Crusoeden Body advocates eating according to the seasons and your dosha. To boost immunity this winter eat a diet of fresh seasonal fruits and vegetables. Nuts, seeds, grains, legumes/beans, dairy products and eggs can be eaten in moderation. By eating a good supply and variety of these foods, all vitamins and minerals will be provided, ensuring healthy immunity.

There are many benefits of a plant-based diet. For those who aren’t vegetarian, try to cut down on red meat and chicken and introduce more fish, as it is easier to digest. Always eat slowly and mindfully and eat in moderation – think about the stomach being satisfied when it is two thirds full.
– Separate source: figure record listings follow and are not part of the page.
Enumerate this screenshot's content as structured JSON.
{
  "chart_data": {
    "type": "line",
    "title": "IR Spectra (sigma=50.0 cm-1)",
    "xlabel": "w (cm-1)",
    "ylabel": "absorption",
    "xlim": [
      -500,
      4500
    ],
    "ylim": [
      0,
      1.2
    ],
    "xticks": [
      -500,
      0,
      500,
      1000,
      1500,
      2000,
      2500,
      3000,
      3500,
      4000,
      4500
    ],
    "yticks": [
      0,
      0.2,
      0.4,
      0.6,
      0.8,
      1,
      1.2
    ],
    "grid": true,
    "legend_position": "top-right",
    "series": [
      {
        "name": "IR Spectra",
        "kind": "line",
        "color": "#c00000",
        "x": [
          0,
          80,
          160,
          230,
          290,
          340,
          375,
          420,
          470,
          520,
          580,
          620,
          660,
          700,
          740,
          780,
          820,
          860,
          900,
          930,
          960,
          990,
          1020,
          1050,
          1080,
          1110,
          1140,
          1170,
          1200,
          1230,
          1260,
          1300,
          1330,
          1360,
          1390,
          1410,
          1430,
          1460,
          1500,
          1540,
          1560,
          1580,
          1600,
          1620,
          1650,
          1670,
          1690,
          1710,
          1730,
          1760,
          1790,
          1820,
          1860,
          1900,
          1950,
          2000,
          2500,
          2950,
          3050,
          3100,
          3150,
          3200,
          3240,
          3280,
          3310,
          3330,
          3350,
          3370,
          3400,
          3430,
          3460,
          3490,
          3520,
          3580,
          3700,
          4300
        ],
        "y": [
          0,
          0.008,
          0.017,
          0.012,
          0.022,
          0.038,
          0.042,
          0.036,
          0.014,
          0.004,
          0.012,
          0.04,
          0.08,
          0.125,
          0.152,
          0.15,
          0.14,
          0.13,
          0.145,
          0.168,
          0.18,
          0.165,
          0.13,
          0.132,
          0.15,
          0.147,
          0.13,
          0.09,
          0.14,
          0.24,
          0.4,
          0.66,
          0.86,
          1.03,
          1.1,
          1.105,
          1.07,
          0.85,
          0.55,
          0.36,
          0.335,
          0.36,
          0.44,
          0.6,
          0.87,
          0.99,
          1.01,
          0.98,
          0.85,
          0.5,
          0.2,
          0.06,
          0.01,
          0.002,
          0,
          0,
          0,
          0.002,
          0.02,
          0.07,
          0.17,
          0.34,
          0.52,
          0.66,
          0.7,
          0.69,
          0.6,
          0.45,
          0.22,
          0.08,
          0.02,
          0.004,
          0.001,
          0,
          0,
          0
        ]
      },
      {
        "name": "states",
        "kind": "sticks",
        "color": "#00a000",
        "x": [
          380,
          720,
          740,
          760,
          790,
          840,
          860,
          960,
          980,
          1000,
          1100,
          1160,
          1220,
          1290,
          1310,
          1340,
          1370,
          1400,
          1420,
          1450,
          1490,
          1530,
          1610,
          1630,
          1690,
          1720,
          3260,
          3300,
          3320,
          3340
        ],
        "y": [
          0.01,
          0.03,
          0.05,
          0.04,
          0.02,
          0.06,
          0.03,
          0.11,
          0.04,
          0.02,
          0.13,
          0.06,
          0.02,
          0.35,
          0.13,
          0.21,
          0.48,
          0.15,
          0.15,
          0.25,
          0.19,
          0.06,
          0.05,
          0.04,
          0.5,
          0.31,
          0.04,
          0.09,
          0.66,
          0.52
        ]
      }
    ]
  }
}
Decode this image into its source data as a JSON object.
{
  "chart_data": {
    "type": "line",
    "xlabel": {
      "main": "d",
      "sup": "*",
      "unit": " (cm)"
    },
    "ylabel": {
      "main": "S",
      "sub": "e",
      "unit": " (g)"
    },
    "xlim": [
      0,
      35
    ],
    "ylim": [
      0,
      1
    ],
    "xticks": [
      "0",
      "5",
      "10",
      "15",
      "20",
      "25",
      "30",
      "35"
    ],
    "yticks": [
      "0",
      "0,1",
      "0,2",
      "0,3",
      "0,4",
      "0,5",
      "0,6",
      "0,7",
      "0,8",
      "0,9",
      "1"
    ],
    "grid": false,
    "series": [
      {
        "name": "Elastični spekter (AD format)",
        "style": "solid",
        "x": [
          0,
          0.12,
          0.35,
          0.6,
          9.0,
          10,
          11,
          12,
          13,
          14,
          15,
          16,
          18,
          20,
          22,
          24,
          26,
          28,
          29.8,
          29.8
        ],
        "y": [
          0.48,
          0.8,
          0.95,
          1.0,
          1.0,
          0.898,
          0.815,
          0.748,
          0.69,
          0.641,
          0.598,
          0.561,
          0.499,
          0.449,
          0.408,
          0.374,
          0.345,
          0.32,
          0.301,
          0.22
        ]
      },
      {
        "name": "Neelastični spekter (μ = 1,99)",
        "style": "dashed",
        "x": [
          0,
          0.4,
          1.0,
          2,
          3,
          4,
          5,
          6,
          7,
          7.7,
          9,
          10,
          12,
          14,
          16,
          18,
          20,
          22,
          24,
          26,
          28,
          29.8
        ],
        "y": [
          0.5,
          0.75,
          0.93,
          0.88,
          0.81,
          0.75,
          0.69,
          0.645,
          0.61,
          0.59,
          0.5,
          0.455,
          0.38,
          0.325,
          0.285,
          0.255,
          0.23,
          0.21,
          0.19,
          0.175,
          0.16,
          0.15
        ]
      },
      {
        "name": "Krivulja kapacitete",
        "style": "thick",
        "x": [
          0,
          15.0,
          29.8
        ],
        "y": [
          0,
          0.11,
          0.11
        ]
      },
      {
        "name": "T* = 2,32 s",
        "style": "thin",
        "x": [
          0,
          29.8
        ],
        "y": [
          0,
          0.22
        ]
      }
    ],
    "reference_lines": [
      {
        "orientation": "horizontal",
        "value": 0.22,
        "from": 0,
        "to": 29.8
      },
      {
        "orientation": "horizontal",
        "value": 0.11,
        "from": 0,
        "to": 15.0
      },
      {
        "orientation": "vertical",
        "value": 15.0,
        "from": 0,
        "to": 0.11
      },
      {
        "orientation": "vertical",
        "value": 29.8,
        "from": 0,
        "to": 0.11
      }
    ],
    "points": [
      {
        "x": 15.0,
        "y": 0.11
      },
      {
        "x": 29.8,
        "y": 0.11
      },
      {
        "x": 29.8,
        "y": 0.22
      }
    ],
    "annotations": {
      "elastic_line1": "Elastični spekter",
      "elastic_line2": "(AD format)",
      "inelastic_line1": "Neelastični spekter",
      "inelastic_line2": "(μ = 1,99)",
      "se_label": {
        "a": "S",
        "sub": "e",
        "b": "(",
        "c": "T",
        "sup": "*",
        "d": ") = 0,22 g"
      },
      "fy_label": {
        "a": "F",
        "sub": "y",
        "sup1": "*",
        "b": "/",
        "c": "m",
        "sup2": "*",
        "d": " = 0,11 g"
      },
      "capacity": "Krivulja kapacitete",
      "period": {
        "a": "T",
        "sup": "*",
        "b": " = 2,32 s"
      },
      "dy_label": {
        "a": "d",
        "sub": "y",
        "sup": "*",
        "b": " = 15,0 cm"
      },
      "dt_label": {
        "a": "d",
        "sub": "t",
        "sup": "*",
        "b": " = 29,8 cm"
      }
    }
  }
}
To help you on your Ayurveda journey we have listed the foods you should and shouldn’t be eating regularly to help balance your dosha and pave the way for good health and immunity:

SATTVIC FOOD

These should be eaten the most and are usually easily digestible. These foods nourish the body, purify the mind and heal imbalance in the body by generating good health, energy, vitality, mental alertness, peace and strength. Foods include: vegetables, fruits, herbs; whole and unrefined grains; protein rich foods such as legumes, nuts, seeds, some dairy; and natural sweeteners such as honey.

RAJASIC FOOD

These foods should be eaten occasionally and are foods that are not as easily digestible. They include refined sugar; very spicy, hot, salty, bitter, sour, pungent or sweet foods; hot spices such as red chili powder and black pepper; stimulants such as onion, garlic, tea, coffee, chocolate and wine.

TAMASIC FOOD

These foods should be eaten the least and are difficult to digest. They require more energy to digest and are known to be the least helpful to the mind and the body. These foods include those that are stale, overripe, deteriorated or processed such as tinned, frozen or preserved food products.